Jerusalem — It was 102 degrees here earlier this week, but that didn’t deter a few hundred Israelis, Palestinians and others from gathering outside the Old City of Jerusalem for The Jerusalem Hug, an annual event designed to open hearts and heal the world.
As curious tourists outside the bustling Jaffa Gate looked on, participants in this, the Fourth Hugfest, joined hands and formed a circle around a group of drummers whose Far Eastern sounds were gentle and soothing. Eyes closed, deep in prayer or meditation, they tried to bring forth some positive energy, which they hoped would touch troubled Jerusalemites and, in turn, people of all nations.
Walking around the Old City walls to the louder beat of Middle Eastern drumming, they met up with like-minded groups stationed in the Arab section of East Jerusalem. Groups in U.S. and elsewhere around the world conducted parallel events.
Organized by a group called the Lovers of Jerusalem, the event attracted touchy-feely Jews, Christians and Muslims, many of them in colorful attire. According to the group’s website, the hug was open to all the city’s “varied populace.”

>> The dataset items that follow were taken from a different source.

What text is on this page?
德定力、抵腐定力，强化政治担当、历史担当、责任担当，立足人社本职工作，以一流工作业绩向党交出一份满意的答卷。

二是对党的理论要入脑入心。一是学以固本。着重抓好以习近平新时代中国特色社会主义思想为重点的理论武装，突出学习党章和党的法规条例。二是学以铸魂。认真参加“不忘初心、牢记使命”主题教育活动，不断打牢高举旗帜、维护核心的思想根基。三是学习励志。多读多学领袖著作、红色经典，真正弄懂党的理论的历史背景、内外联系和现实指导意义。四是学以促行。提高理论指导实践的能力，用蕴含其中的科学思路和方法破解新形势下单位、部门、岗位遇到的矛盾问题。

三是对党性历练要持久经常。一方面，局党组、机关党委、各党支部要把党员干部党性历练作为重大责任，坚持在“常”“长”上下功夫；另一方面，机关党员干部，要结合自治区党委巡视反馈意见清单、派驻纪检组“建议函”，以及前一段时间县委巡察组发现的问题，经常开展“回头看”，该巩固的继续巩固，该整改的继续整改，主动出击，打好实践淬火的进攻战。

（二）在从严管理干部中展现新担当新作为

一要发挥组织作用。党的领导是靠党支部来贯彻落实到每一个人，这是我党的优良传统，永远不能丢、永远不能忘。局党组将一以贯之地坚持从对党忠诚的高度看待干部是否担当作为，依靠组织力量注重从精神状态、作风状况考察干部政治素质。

“You needn’t be a Kryon-channeling New Ager to enjoy the hug,” the website said, though that pretty much sums up who showed up.
Israeli Dvora Pearlman, the guiding force and earth mother figure behind the project, said she felt called to the endeavor.
“The spirit of Jerusalem called me. It was the [second] intifada and everyone was running away from the city. Jerusalem was telling me how to help the people. She asked me to have a big hug.”
To Pearlman’s delight, she discovered that others “felt the same calling,” she says. “It’s not like I had to convince anyone.”
Why hold the event in Jerusalem and not, say, New York or Paris?
“Jerusalem is the heart of the world,” Pearlman says. “People throughout the eons have acknowledged this from within, and the heart of the world needs a hug. When the heart is full of love, the body is full of love. When Jerusalem will be full of love, the whole world will be full of love and then we’ll have the Moshiach. But not in a religious sense.”
For Pearlman, redemption means a “time when hearts will open and there will be unity among all the people on the planet. It cannot be a Moshiach of the Jews but not of the Muslims or Christians.”
Maybe. But in the world of realpolitik, Pearlman might take as a victory the comment of a Turkish TV producer who was covering the hugfest. Asked by The Jewish Week why he and his crew found the event interesting, the producer replied, “We’ve done so much on the conflict, we thought it would be nice to cover something positive in Israel.”